When couples divorce and one spouse plans to remarry, that spouse may want to change the beneficiary of any life insurance policies that are in force to their new spouse. But especially if they are paying spousal support to their ex, the former spouse may be prohibited by the court from changing the beneficiary on any pre-existing policies in force during the marriage.

Since no one has a lease on life, proceeds from a life insurance policy can more than make up for any unpaid spousal support after a former spouse dies. This can be negotiated in the property settlement portion of your divorce.

Read the policy's small print

Of course, since individual life insurance policy terms vary widely, it's important to review any documents very carefully to understand the coverage terms and limitations. For instance, some policies may include marital status language that could make you ineligible as a beneficiary.

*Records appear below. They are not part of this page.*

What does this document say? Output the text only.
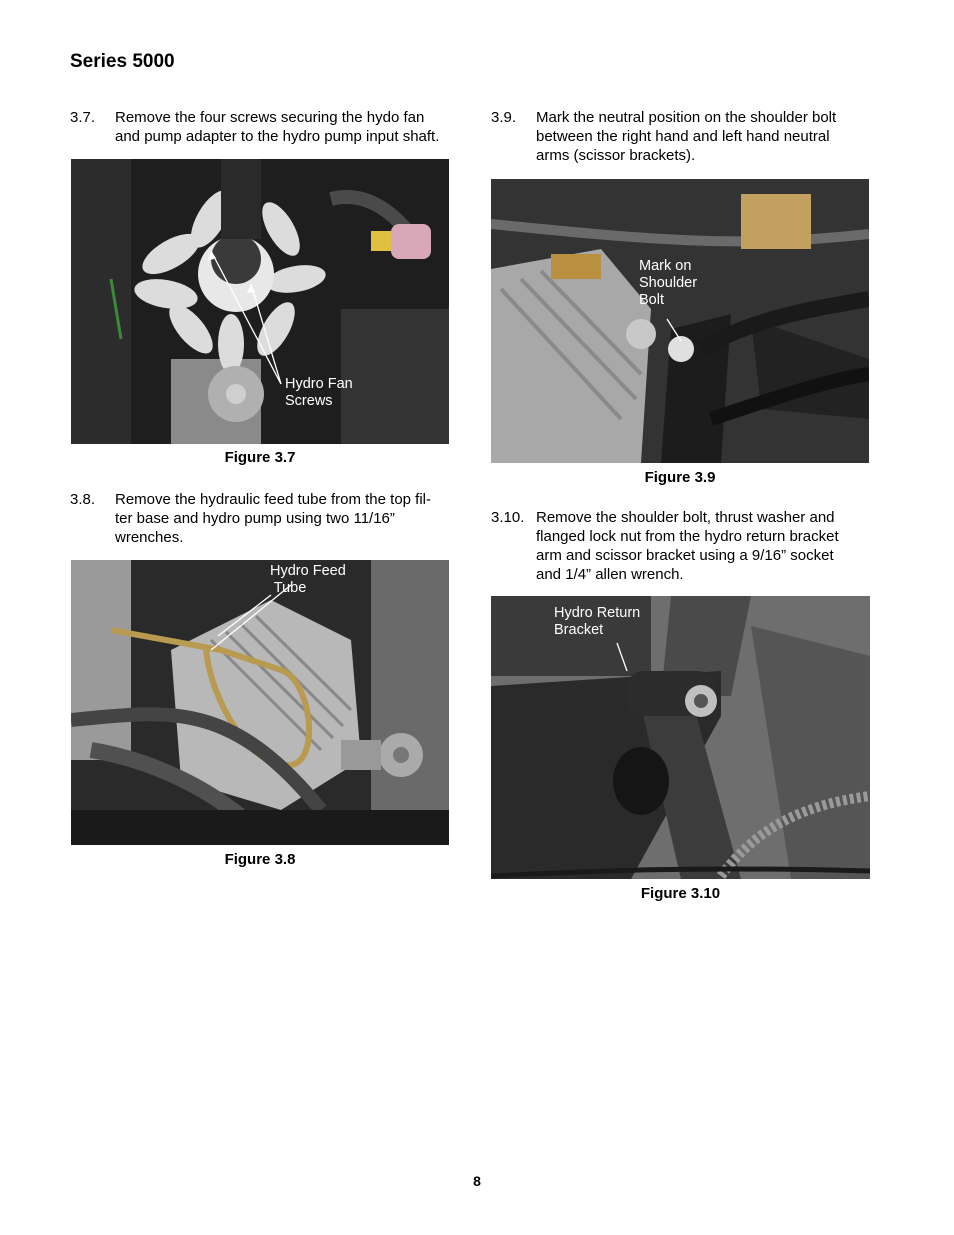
Series 5000
3.7. Remove the four screws securing the hydo fan
and pump adapter to the hydro pump input shaft.
Hydro Fan
Screws
Figure 3.7
3.8. Remove the hydraulic feed tube from the top fil-
ter base and hydro pump using two 11/16”
wrenches.
Hydro Feed
Tube
Figure 3.8
3.9. Mark the neutral position on the shoulder bolt
between the right hand and left hand neutral
arms (scissor brackets).
Mark on
Shoulder
Bolt
Figure 3.9
3.10. Remove the shoulder bolt, thrust washer and
flanged lock nut from the hydro return bracket
arm and scissor bracket using a 9/16” socket
and 1/4” allen wrench.
Hydro Return
Bracket
Figure 3.10
8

Nearly half the states have enacted laws to revoke designated beneficiaries after divorce. But some life insurance policies follow federal laws over state regulations. This means that it is vital that you reconfirm a former spouse as beneficiary after the divorce is finalized. That removes any doubt about your intentions to anyone who might later try to contest your will.

Involve an estate-planning attorney in divorce

To make sure that all your bases are covered, ideally you should discuss any proposed divorce settlement with your estate-planning attorney. Do you have enough coverage for your dependents and named beneficiaries of any life insurance proceeds and retirement accounts? If not, this might be a good time to increase coverage and make any changes to reflect your intentions going forth.